Baca juga: Bangkitkan Keberanian, Dedi Mulyadi Tegaskan Sayembara Tangkap Begal Bukan untuk Main Hakim Sendiri
Dia berharap KDM tak serius untuk mengadakan sayembara tangkap begal tersebut, tetapi jika guyon itu sah-sah saja.
"Saya berharap itu guyonan, tapi kalau serius diusahakan tidak boleh. Begini ya, anda membayar untuk menangkap orang. Lalu, yang menangkap itu orang yang terlatih atau tidak? Kalau sipil yang tidak terlatih, artinya bisa saja memukul dong ya dan sampai berdarah-darah. Apa diperbolehkan kita bayar orang untuk memukul orang lain di lapangan? Intinya, ini rumahnya dia di Jawa Barat, tidak etis, tapi dugaan saya pak Dedi hanya guyon dan tak serius, semoga ya.
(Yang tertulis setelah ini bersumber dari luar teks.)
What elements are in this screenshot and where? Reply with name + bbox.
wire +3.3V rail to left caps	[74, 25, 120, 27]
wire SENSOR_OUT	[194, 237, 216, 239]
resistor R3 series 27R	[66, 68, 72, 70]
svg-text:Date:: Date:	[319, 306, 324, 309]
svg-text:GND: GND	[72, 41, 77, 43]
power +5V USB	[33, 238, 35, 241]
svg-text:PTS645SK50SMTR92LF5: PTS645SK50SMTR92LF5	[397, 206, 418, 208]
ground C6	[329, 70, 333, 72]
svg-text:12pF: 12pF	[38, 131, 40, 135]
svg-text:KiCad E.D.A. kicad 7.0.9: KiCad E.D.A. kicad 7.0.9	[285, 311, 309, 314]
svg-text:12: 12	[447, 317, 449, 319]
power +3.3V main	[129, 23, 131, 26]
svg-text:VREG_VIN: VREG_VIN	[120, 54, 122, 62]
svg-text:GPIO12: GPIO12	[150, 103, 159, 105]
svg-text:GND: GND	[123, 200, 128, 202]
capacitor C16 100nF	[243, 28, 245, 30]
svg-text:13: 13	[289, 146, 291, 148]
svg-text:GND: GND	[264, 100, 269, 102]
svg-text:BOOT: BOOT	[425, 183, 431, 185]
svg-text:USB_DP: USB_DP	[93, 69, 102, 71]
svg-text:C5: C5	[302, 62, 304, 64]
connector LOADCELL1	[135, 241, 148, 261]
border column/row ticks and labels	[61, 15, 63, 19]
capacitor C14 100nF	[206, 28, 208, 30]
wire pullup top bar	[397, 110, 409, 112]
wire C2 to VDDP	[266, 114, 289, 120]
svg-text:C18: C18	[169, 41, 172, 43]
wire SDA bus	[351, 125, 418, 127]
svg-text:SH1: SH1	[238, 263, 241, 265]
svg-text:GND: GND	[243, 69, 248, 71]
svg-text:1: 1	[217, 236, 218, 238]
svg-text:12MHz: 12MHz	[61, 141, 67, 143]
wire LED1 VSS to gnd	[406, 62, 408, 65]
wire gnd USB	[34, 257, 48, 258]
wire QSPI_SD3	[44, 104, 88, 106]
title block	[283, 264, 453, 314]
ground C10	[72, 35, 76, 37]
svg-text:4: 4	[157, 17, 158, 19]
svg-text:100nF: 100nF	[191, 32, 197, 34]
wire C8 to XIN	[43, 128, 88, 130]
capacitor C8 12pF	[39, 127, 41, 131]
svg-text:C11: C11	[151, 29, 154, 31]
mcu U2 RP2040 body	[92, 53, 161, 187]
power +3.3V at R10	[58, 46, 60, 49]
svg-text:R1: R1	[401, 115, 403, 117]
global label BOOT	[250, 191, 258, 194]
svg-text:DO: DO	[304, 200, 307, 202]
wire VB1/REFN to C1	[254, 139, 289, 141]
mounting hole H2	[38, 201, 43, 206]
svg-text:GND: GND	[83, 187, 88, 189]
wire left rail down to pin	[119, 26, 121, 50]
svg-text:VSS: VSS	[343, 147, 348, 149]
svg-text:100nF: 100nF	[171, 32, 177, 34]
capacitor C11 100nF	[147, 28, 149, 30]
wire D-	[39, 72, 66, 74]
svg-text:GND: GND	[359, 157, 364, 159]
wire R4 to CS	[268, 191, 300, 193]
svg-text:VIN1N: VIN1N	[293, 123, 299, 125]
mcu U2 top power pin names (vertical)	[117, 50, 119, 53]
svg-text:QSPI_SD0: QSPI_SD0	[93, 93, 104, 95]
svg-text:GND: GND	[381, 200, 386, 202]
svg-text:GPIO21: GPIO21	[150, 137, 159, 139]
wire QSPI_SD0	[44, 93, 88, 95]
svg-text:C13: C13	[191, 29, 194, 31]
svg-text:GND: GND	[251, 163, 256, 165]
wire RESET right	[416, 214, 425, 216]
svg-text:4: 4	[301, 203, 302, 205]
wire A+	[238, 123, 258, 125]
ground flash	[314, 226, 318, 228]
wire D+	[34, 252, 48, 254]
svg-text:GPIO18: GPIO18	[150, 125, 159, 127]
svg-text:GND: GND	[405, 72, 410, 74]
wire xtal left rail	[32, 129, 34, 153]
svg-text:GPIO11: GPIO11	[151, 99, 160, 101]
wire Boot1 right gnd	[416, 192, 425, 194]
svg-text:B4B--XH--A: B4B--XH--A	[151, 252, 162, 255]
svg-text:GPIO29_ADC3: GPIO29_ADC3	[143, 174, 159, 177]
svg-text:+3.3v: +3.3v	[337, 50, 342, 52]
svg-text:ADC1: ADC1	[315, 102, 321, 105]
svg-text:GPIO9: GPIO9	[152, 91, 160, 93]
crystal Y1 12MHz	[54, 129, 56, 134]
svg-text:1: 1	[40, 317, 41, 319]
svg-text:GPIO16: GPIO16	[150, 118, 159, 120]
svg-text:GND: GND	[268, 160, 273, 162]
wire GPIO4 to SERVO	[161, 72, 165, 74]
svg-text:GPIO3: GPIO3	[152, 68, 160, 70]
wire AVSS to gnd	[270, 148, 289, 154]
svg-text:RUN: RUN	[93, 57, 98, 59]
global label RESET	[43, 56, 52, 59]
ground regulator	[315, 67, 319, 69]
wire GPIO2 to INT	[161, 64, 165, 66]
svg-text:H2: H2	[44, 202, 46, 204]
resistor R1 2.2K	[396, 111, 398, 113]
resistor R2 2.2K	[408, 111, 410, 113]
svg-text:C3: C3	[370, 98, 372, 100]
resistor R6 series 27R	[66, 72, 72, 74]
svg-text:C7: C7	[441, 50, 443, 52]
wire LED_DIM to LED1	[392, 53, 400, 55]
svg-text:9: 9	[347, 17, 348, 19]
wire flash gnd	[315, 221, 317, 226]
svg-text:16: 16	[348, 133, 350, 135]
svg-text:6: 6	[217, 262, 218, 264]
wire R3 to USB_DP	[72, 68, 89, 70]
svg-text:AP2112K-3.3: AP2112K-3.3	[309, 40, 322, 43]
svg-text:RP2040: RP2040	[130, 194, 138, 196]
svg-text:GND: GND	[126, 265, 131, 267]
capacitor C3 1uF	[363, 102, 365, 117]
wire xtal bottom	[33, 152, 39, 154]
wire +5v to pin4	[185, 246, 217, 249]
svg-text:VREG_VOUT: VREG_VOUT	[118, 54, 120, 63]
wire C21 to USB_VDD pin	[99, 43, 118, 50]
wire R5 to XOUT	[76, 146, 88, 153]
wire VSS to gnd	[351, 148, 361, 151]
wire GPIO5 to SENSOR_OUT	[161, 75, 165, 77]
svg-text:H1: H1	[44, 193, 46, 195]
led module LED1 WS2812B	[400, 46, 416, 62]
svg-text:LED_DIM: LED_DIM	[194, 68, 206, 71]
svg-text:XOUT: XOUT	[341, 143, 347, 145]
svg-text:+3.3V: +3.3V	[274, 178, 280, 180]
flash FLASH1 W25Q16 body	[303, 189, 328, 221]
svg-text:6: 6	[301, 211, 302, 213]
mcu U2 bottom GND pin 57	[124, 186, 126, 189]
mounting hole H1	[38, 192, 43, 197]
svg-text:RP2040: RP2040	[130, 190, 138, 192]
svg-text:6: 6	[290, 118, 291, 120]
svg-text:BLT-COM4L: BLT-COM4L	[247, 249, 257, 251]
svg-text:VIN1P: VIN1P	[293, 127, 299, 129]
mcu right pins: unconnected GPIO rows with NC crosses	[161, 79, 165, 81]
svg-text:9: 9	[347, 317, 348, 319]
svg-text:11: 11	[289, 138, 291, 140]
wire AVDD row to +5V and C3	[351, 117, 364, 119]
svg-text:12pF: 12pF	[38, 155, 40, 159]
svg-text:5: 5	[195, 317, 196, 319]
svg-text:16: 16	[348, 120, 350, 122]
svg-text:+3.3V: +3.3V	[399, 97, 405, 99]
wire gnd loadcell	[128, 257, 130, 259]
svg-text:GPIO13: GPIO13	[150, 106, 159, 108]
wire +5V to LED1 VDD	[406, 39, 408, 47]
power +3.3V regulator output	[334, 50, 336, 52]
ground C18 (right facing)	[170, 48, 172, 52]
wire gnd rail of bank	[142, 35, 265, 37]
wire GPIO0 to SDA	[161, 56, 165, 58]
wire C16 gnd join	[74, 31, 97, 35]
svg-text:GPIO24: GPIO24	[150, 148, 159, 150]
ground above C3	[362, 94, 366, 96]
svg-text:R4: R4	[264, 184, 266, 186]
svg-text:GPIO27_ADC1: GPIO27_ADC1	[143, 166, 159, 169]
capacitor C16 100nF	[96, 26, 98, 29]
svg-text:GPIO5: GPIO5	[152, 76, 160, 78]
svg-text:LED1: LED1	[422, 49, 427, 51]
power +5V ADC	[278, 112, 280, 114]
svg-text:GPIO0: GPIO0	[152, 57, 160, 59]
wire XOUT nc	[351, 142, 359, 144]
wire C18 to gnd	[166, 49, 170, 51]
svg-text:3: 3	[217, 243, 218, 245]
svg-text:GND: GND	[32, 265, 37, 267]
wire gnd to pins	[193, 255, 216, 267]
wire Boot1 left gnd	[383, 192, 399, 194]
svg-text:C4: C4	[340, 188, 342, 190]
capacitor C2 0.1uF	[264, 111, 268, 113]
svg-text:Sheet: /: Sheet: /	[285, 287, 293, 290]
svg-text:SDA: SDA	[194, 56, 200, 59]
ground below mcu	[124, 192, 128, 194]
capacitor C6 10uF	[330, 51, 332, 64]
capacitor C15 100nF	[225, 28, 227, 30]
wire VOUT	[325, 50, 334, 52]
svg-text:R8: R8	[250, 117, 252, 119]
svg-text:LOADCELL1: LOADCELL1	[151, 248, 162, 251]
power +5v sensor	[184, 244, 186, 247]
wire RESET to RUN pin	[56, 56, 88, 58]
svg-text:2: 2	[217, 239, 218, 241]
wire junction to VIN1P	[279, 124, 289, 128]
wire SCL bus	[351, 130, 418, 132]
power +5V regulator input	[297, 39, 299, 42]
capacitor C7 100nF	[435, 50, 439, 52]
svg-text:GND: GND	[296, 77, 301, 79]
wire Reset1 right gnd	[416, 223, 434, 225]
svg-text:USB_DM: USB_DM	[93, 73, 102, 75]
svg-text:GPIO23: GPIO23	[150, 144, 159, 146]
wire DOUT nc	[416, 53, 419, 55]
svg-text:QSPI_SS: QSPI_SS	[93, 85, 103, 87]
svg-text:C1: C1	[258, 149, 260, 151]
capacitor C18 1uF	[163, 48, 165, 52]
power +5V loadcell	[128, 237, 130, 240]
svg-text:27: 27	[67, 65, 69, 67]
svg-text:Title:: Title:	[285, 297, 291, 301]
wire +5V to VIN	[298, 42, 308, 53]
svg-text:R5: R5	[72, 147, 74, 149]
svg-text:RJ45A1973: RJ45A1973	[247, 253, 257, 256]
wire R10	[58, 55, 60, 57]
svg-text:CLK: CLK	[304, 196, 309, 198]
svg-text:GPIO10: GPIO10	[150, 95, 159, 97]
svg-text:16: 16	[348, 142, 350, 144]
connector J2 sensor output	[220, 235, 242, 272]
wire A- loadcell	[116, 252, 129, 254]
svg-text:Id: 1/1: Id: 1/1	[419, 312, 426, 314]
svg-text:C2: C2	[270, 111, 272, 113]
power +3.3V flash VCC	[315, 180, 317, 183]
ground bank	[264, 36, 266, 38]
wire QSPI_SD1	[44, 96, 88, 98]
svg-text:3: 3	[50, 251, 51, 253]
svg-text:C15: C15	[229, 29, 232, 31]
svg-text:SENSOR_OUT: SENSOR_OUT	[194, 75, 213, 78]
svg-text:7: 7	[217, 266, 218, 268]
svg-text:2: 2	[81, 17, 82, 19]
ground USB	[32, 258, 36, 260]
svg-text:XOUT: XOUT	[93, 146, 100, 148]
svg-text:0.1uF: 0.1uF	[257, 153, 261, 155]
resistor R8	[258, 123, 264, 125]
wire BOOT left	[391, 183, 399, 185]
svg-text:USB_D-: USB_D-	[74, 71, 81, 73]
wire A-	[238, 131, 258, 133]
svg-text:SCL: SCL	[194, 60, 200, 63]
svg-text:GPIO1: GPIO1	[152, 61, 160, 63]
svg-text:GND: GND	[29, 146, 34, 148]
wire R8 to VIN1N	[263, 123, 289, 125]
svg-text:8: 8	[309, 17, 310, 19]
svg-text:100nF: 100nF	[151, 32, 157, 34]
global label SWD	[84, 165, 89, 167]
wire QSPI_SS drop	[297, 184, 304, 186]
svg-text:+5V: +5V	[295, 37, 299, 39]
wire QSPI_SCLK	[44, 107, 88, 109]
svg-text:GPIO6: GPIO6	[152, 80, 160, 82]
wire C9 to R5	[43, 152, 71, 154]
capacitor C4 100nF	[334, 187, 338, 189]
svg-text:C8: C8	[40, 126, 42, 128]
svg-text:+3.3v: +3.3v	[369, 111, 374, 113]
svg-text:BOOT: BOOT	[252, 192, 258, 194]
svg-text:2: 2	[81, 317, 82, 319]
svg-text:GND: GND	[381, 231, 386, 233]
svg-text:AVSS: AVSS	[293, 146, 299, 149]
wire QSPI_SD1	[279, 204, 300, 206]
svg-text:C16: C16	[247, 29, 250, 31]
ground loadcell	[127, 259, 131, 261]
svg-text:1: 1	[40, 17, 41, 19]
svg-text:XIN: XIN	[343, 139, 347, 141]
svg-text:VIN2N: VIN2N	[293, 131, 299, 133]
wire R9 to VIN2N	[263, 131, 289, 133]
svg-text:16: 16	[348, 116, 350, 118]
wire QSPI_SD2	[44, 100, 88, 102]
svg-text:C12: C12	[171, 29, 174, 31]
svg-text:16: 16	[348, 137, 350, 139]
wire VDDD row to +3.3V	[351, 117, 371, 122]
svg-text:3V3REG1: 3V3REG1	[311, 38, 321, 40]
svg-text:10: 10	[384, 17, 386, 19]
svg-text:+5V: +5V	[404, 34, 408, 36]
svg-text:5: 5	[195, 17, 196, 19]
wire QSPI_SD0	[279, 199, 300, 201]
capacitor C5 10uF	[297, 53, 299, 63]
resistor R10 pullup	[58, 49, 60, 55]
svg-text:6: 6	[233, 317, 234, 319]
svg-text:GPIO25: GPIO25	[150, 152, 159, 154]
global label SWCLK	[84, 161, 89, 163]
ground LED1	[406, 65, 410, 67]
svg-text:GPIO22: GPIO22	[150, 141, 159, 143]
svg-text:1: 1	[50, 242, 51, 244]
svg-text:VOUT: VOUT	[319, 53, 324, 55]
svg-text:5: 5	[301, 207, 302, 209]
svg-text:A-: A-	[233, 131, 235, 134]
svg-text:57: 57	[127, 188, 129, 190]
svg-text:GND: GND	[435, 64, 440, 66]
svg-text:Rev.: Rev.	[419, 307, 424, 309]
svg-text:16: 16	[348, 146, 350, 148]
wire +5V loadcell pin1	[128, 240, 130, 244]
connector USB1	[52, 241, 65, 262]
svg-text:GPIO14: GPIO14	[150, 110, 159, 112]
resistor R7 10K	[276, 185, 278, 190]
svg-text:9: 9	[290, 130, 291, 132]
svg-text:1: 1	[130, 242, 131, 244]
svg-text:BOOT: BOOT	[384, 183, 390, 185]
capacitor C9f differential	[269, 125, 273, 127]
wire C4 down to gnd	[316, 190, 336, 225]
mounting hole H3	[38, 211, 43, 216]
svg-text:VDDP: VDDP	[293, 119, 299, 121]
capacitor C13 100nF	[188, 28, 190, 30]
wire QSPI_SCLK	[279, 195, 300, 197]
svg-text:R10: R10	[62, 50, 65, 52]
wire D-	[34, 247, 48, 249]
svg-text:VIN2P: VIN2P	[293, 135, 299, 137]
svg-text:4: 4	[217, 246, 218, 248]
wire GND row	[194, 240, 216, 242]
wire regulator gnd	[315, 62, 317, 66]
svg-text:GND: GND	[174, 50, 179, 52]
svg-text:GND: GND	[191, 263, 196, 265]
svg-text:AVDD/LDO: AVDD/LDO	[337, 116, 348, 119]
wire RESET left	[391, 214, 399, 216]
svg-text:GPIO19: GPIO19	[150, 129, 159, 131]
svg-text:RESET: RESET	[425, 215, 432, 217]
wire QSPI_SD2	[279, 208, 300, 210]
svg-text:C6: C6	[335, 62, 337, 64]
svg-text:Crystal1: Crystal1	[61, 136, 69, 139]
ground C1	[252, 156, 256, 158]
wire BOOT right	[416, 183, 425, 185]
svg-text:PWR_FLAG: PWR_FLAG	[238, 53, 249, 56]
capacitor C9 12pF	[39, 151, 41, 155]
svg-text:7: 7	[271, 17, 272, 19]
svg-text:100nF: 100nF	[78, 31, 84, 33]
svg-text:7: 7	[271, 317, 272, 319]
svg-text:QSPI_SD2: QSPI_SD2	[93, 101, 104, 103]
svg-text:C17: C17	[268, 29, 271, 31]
Mohon jangan lagi dibenturkan," ujar Pigai.
Sebelumnya, Dedi Mulyadi membuka sayembara bagi masyarakat yang berhasil menangkap pelaku begal maupun kejahatan jalanan lainnya, dan menyerahkannya kepada kepolisian dalam keadaan hidup.
Gubernur Jabar itu pun menyiapkah hadiah Rp 5 juta hingga Rp 50 juta.
Baca juga: Dedi Mulyadi Tegaskan Sayembara Tangkap Begal Bangun Keberanian Warga, Bukan Picu Main Hakim Sendiri
Sayembara itu diumumkan Dedi sebagai upaya memperkuat keamanan di tengah meningkatnya aksi kriminalitas di sejumlah wilayah Jawa Barat.
Dedi mengatakan, hadiah tersebut berlaku bagi warga yang mampu melumpuhkan pelaku pencurian, copet, jambret, begal, hingga perampokan sebelum diserahkan kepada aparat penegak hukum.
Dedi Mulyadi menegaskan program sayembara bagi warga yang berhasil membantu menangkap pelaku kejahatan bukan bertujuan memicu aksi main hakim sendiri.
Sebaliknya, program tersebut dirancang untuk membangun keberanian masyarakat sekaligus mendorong warga menyerahkan pelaku kepada aparat penegak hukum.